The observation that the JunB-TGF-β1 axis was directly regulated by secreted LGALS3BP prompted us to examine the effect of LGALS3BP depletion on the regulation of TGF-β1 signaling in the livers using LGALS3BP KO mice (Supplementary Figure S7). As an initial step, we analyzed the expression of altered genes in the isolated primary hepatocytes. DEG analyses between control and LGALS3BP-KO primary hepatocytes from RNA-seq analysis revealed significant downregulation of TGF-β1 and its target genes (Figure 7A). Upregulated genes were associated with multiple metabolic processes, including phenylalanine and tyrosine amino acid metabolism (Figure 7B and Supplementary Table S8). Notably, Reactome gene sets with downregulated genes showed decreased non-ITG membrane and ECM interactions and organization genes (Figure 7C and Supplementary Table S9). Moreover, the upregulated gene sets of Bioplanet pathways in rLGALS3BP-treated cells (Figure 3D) was reversed by the depletion of LGALS3BP (Figure 7C).
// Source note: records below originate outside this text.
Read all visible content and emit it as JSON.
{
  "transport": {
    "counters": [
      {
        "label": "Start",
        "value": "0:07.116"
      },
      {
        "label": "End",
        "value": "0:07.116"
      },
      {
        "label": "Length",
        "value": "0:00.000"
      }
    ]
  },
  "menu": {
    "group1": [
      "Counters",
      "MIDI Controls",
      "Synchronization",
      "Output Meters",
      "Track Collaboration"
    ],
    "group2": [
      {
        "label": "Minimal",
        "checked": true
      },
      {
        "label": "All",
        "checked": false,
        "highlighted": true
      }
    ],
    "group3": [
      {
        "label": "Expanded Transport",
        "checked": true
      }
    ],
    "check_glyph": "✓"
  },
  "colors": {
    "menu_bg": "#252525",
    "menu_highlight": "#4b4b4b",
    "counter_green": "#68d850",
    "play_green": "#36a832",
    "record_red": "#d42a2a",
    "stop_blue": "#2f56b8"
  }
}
TGF-β signaling mediators, Smad2/3, and its active transcriptional partner Smad4 were predicted to be factors associated with decreased gene sets (Supplementary Figure S8A), and TGF-β1 target genes, VCAM1, PDGFB, LIF, and COL1A1, were downregulated along with TGFB1 (Supplementary Figure S8B).

We further examined a CCl₄-induced fibrosis mouse model to demonstrate the role of LGALS3BP depletion in vivo (Figure 7D). As expected, induced expression levels of TGFB1 by hepatic fibrosis were reduced by depleting LGALS3BP along with JUNB and COL1A1 significantly (Figure 7E). The livers of LGALS3BP-KO mice demonstrated reduced fibrosis compared to those of WT mice, as evidenced by decreased collagen fiber deposition and α-SMA expression (Figure 7F). TGF-β1, ITGαV, p-FAK, and JunB levels were significantly reduced in LGALS3BP-KO mouse livers, (Figure 7G and supplementary Figure S9) as opposed to the stimulation seen in LGALS3BP-KI mouse livers (Supplementary Figure S3C).
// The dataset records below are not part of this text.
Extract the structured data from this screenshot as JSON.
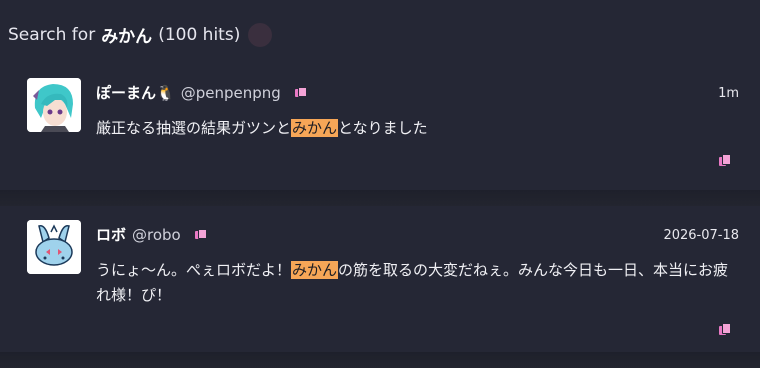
{
  "header": {
    "prefix": "Search for",
    "query": "みかん",
    "count": "(100 hits)"
  },
  "posts": [
    {
      "display_name": "ぽーまん🐧",
      "handle": "@penpenpng",
      "time": "1m",
      "text_before": "厳正なる抽選の結果ガツンと",
      "highlight": "みかん",
      "text_after": "となりました"
    },
    {
      "display_name": "ロボ",
      "handle": "@robo",
      "time": "2026-07-18",
      "text_before": "うにょ〜ん。ぺぇロボだよ！",
      "highlight": "みかん",
      "text_after": "の筋を取るの大変だねぇ。みんな今日も一日、本当にお疲れ様！ぴ！"
    }
  ],
  "colors": {
    "background": "#252735",
    "highlight": "#f6a657",
    "copy_icon": "#e879c4"
  }
}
3.9 Reduction of the steatohepatitis-induced hepatocarcinogenesis by LGALS3BP depletion

We found that MASH severity in human patients was associated with increased LGALS3BP along with TGFB1 and COL1A1 expression, and LGALS3BP and TGFB1 levels were positively correlated in the patients [52] (GSE135251, Supplementary Figure S10A-C). In fact, LGALS3BP expression was elevated significantly along with TGFB1 in the livers of mice fed a HFMCD diet (Supplementary Figure S10D-E), which is a mouse model for studying MASH [53, 54].
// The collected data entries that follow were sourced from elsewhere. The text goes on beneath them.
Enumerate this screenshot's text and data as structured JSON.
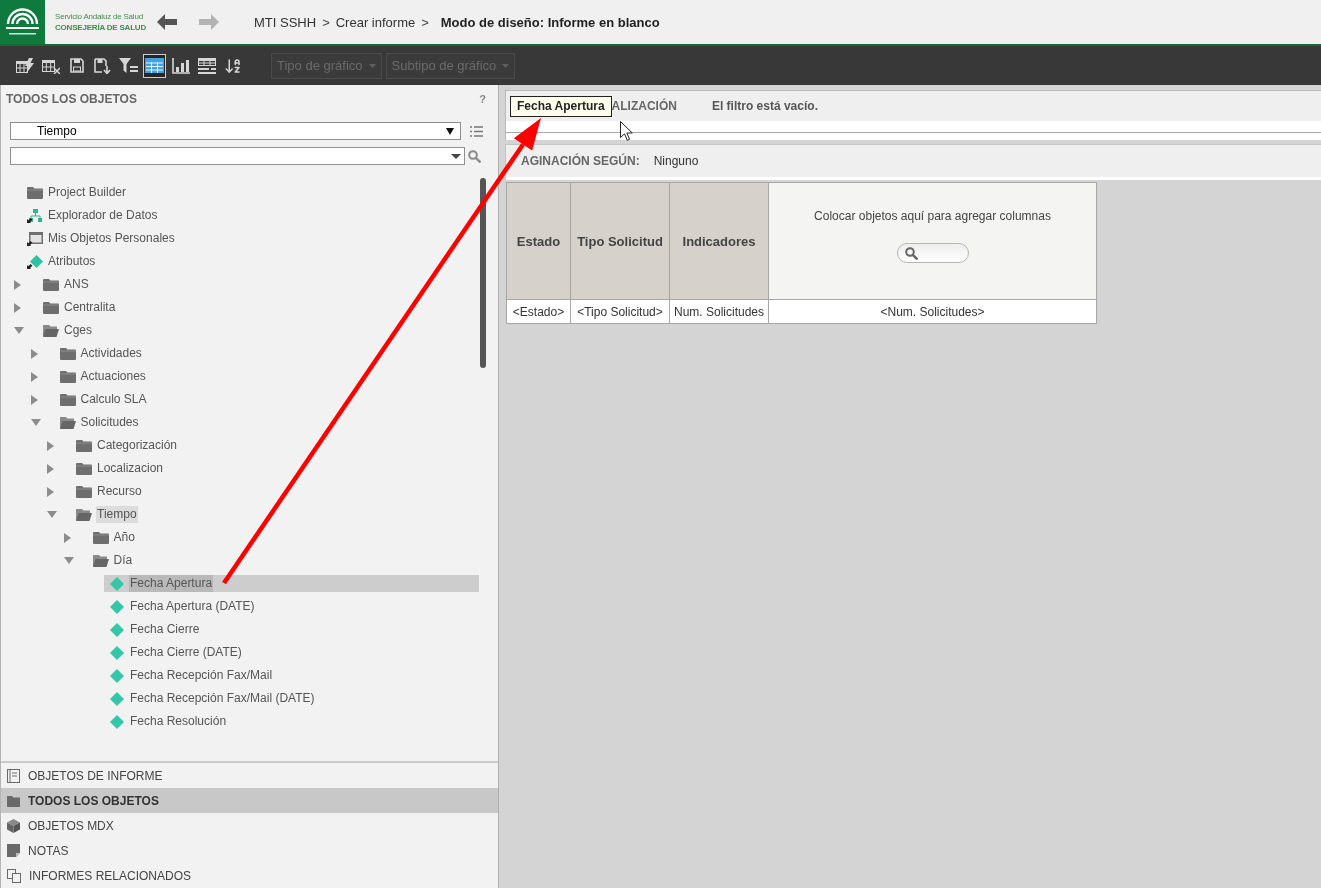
{
  "header": {
    "logo": {
      "line_1": "Servicio Andaluz de Salud",
      "line_2": "CONSEJERÍA DE SALUD"
    },
    "navigation": [
      {
        "kind": "back",
        "disabled": false
      },
      {
        "kind": "forward",
        "disabled": true
      }
    ],
    "breadcrumb": [
      {
        "label": "MTI SSHH",
        "separator": ">",
        "current": false
      },
      {
        "label": "Crear informe",
        "separator": ">",
        "current": false
      },
      {
        "label": "Modo de diseño: Informe en blanco",
        "current": true
      }
    ]
  },
  "toolbar": {
    "buttons": [
      {
        "kind": "run_report",
        "selected": false
      },
      {
        "kind": "clear_grid",
        "selected": false
      },
      {
        "kind": "save",
        "selected": false
      },
      {
        "kind": "save_as",
        "selected": false
      },
      {
        "kind": "filter",
        "selected": false
      },
      {
        "kind": "grid_view",
        "selected": true
      },
      {
        "kind": "graph_view",
        "selected": false
      },
      {
        "kind": "grid_graph_view",
        "selected": false
      },
      {
        "kind": "sort",
        "selected": false
      }
    ],
    "dropdowns": [
      {
        "label": "Tipo de gráfico",
        "disabled": true
      },
      {
        "label": "Subtipo de gráfico",
        "disabled": true
      }
    ]
  },
  "sidebar": {
    "title": "TODOS LOS OBJETOS",
    "help_label": "?",
    "folder_select": {
      "value": "Tiempo"
    },
    "tree": [
      {
        "label": "Project Builder",
        "kind": "folder",
        "selected": false,
        "highlighted": false
      },
      {
        "label": "Explorador de Datos",
        "kind": "data_explorer",
        "selected": false,
        "highlighted": false
      },
      {
        "label": "Mis Objetos Personales",
        "kind": "personal_objects",
        "selected": false,
        "highlighted": false
      },
      {
        "label": "Atributos",
        "kind": "attribute_shortcut",
        "selected": false,
        "highlighted": false,
        "children": [
          {
            "label": "ANS",
            "kind": "folder",
            "expanded": false,
            "selected": false,
            "highlighted": false
          },
          {
            "label": "Centralita",
            "kind": "folder",
            "expanded": false,
            "selected": false,
            "highlighted": false
          },
          {
            "label": "Cges",
            "kind": "folder",
            "expanded": true,
            "selected": false,
            "highlighted": false,
            "children": [
              {
                "label": "Actividades",
                "kind": "folder",
                "expanded": false,
                "selected": false,
                "highlighted": false
              },
              {
                "label": "Actuaciones",
                "kind": "folder",
                "expanded": false,
                "selected": false,
                "highlighted": false
              },
              {
                "label": "Calculo SLA",
                "kind": "folder",
                "expanded": false,
                "selected": false,
                "highlighted": false
              },
              {
                "label": "Solicitudes",
                "kind": "folder",
                "expanded": true,
                "selected": false,
                "highlighted": false,
                "children": [
                  {
                    "label": "Categorización",
                    "kind": "folder",
                    "expanded": false,
                    "selected": false,
                    "highlighted": false
                  },
                  {
                    "label": "Localizacion",
                    "kind": "folder",
                    "expanded": false,
                    "selected": false,
                    "highlighted": false
                  },
                  {
                    "label": "Recurso",
                    "kind": "folder",
                    "expanded": false,
                    "selected": false,
                    "highlighted": false
                  },
                  {
                    "label": "Tiempo",
                    "kind": "folder",
                    "expanded": true,
                    "selected": false,
                    "highlighted": true,
                    "children": [
                      {
                        "label": "Año",
                        "kind": "folder",
                        "expanded": false,
                        "selected": false,
                        "highlighted": false
                      },
                      {
                        "label": "Día",
                        "kind": "folder",
                        "expanded": true,
                        "selected": false,
                        "highlighted": false,
                        "children": [
                          {
                            "label": "Fecha Apertura",
                            "kind": "attribute",
                            "selected": true,
                            "highlighted": false
                          },
                          {
                            "label": "Fecha Apertura (DATE)",
                            "kind": "attribute",
                            "selected": false,
                            "highlighted": false
                          },
                          {
                            "label": "Fecha Cierre",
                            "kind": "attribute",
                            "selected": false,
                            "highlighted": false
                          },
                          {
                            "label": "Fecha Cierre (DATE)",
                            "kind": "attribute",
                            "selected": false,
                            "highlighted": false
                          },
                          {
                            "label": "Fecha Recepción Fax/Mail",
                            "kind": "attribute",
                            "selected": false,
                            "highlighted": false
                          },
                          {
                            "label": "Fecha Recepción Fax/Mail (DATE)",
                            "kind": "attribute",
                            "selected": false,
                            "highlighted": false
                          },
                          {
                            "label": "Fecha Resolución",
                            "kind": "attribute",
                            "selected": false,
                            "highlighted": false
                          }
                        ]
                      }
                    ]
                  }
                ]
              }
            ]
          }
        ]
      }
    ],
    "sections": [
      {
        "kind": "report_objects",
        "label": "OBJETOS DE INFORME",
        "selected": false
      },
      {
        "kind": "all_objects",
        "label": "TODOS LOS OBJETOS",
        "selected": true
      },
      {
        "kind": "mdx_objects",
        "label": "OBJETOS MDX",
        "selected": false
      },
      {
        "kind": "notes",
        "label": "NOTAS",
        "selected": false
      },
      {
        "kind": "related_reports",
        "label": "INFORMES RELACIONADOS",
        "selected": false
      }
    ]
  },
  "editor": {
    "filter": {
      "drag_tooltip": "Fecha Apertura",
      "label": "ALIZACIÓN",
      "text": "El filtro está vacío."
    },
    "paging": {
      "label": "AGINACIÓN SEGÚN:",
      "value": "Ninguno"
    },
    "grid": {
      "columns": [
        "Estado",
        "Tipo Solicitud",
        "Indicadores"
      ],
      "drop_zone": {
        "text": "Colocar objetos aquí para agregar columnas"
      },
      "rows": [
        [
          "<Estado>",
          "<Tipo Solicitud>",
          "Num. Solicitudes",
          "<Num. Solicitudes>"
        ]
      ]
    }
  }
}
As uncontrolled chronic inflammation-induced hepatic fibrosis is closely associated with the development of hepatic carcinogenesis [32], we investigated whether LGAL3BP depletion ameliorates DEN- and HFD-induced hepatic carcinogenesis via regulating TGF-β1 signaling (Figure 8A). The livers of LGALS3BP-KO mice showed a noticeable decrease in tumor score, despite having body weight and lipid contents similar to WT mice (Figure 8B-C and Supplementary Figure S11). We found that active TGF-β1 was not detectable in the plasma probably due to its short half-life of 2-3 min [55]. However, circulating total TGF-β1 levels were significantly less in the DEN+HFD KO mice (Figure 8D). Serum levels of LGALS3BP were positively correlated with tumor scores (Figure 8E), and TGFB1 and LGALS3BP expression was correlated positively in the liver tumors of WT mice (Figure 8F). Furthermore, the accumulation of collagen and α-SMA around the tumor nodules decreased in the KO mouse livers (Figure 8G). Levels of TGFB1 and its associated genes were decreased in LGALS3BP-KO mouse liver tumors (Figure 8H-I). TGF-β1-stained area near the tumor sites, JunB-positive nuclei, and the proliferation of tumor cells were all decreased (Figure 8J). LGALS3BP was required for the expression of TGFB1 and its target genes, including JUNB, PDGFB, VCAM1, SERPINE1, and COL1A1 in various HCC cell lines (Supplementary Figure S12).